After Lehman’s bankruptcy, as Bush put it, “all hell broke loose.” Credit immediately froze up as Wall Street firms refused to lend to one another or to Main Street businesses. Other major financial institutions were thrown into jeopardy as short-sellers drove stock prices down. On the day the bankruptcy was announced, the Dow Jones Industrial Average sank 500 points.
That same day, the ratings firms downgraded the debt for the mammoth insurance company American International Group (AIG), which had written large insurance contracts against defaults on risky mortgage securities. That action required AIG to put up more collateral to its lenders, and the firm, already in trouble, quickly veered toward bankruptcy. It was even more interconnected to financial institutions around the world than Bear Stearns or Lehman Brothers; the German and French finance ministers both urged the Bush administration not to let AIG go bankrupt. Moreover, AIG’s failure would have affected municipalities and the life insurance, annuities, pension benefits, and retirement plans for ordinary Americans. Within forty-eight hours, with the Federal Reserve in the lead, the adm
inistration worked out the rescue of AIG, taking an 80 percent equity interest and effectively nationalizing it. Wielding the authority the government had just acquired, Paulson personally chose a new CEO for the company.

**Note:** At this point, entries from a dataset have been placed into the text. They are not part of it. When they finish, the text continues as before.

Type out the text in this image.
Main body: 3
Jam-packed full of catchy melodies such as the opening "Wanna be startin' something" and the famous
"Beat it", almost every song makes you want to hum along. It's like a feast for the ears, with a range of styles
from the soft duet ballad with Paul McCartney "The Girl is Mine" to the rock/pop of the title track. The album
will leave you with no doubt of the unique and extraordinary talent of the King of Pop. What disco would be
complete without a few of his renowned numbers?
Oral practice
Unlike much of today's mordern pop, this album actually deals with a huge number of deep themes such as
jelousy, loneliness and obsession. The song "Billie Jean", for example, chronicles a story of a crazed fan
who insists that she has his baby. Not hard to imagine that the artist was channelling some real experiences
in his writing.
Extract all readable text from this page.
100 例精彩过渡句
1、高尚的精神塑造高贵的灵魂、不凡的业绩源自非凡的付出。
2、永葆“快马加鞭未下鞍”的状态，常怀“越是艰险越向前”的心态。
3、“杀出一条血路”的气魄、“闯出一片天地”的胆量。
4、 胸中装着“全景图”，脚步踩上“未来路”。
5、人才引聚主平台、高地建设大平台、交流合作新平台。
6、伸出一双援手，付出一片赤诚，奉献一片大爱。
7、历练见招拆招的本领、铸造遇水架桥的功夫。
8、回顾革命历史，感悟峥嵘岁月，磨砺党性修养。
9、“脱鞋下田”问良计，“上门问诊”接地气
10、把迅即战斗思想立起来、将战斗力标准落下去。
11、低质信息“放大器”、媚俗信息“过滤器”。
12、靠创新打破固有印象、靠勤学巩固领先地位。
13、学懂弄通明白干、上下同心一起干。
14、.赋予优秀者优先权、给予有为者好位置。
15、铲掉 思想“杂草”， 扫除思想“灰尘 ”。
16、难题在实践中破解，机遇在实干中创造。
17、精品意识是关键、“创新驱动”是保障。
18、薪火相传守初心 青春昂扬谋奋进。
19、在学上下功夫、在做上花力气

However reluctantly, Bush went along. Late in his presidency, he had become a hands-off president in dealing with economic policy, the opposite of his approach to foreign policy, where he had become increasingly a hands-on president. “If you are comfortable with this, then I am comfortable with it,” he told Paulson and Bernanke. He thus found himself reversing after only two days the “no-more-bailouts” message he had hoped to send with the Lehman bankruptcy. By this juncture, he was irritated and baffled by what his economic advisers were telling him he needed to do. He questioned Paulson closely about why they could not let AIG fail without devastating the broader economy, wanting to know how the financial system had become so disastrously entangled.
The result of having to save AIG so soon after letting Lehman go down was to leave Bush without any guiding principles or rationale for his actions. His administration was against bailouts, until it was for them; it would rescue failing companies in some instances but not others. Investors and Wall Street were uncertain what to expect. Bush gave up on trying to be consistent. “Saving AIG would look like a glaring contradiction. But that was a hell of a lot better than a financial collapse,” he later explained. These words epitomized his approach to everything else that happened in the following months. The only rationale that could serve to explain the administration’s policies was one of necessity: Bush set principles aside and did whatever he had to do to keep the economy afloat.